Sara hatte ihnen ein Messer gegeben. Leo hielt es Raisa hin. »Das werde ich nicht benutzen.«

Raisa schob es ihm wieder zu.

»Leo, der Mann hat über 40 Kinder auf dem Gewissen.«

»Dafür bringe ich ihn ja auch um.«

»Und wenn er sich verteidigt? Der hat doch bestimmt ein Messer, vielleicht sogar eine Pistole. Und vielleicht ist er kräftig.«

»Er ist kein Kämpfer. Er ist tapsig und schüchtern.«

»Leo, woher willst du das denn wissen? Nimm das Messer mit!
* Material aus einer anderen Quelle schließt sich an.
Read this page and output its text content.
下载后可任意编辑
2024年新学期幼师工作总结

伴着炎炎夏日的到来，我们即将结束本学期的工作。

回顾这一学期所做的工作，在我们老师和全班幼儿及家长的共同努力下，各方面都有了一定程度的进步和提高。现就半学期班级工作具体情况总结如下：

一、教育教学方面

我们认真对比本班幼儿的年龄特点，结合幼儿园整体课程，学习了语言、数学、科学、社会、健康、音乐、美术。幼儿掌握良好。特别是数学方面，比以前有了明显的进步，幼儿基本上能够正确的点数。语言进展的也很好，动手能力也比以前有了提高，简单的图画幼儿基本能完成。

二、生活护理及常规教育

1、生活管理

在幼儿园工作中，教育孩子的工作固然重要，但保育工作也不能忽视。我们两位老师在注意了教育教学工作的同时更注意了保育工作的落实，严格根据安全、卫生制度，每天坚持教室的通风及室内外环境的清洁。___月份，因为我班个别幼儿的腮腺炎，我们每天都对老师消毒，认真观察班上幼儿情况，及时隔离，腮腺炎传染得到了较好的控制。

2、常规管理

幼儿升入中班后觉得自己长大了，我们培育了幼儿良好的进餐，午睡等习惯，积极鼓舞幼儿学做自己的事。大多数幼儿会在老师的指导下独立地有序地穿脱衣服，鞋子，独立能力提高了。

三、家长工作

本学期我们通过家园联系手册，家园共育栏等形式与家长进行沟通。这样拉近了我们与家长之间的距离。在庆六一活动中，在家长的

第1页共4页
Willst du ihn etwa mit bloßen Händen umbringen?«

Leo drückte ihr das Messer in die Hand und schloss ihre Finger darum. »Du vergisst, dass ich so was gelernt habe. Vertrau mir.«

Es gab keine Zukunft für sie. Keine Hoffnung auf Entrinnen, keine Hoffnung, dass sie nach den Ereignissen dieses Abends noch lange zusammen sein würden. Raisa stellte fest, dass sie tief in ihrem Innern gar nicht wollte, dass dieser Mann zu Hause war. Sie wollte, dass er unterwegs war, auf irgendeiner Reise. Dann hätten sie einen Grund, weiter zusammenzubleiben und ihrer Gefangennahme noch für ein paar Tage zu entgehen. Danach konnten sie ja zurückkehren und die Sache zu Ende bringen. Im nächsten Moment schämte sie sich für den Gedanken und schob ihn beiseite. Wie viele Menschen hatten ihr Leben riskiert, nur damit Leo bis hierhin gelangte. Sie küsste ihn und hoffte, dass er es schaffte.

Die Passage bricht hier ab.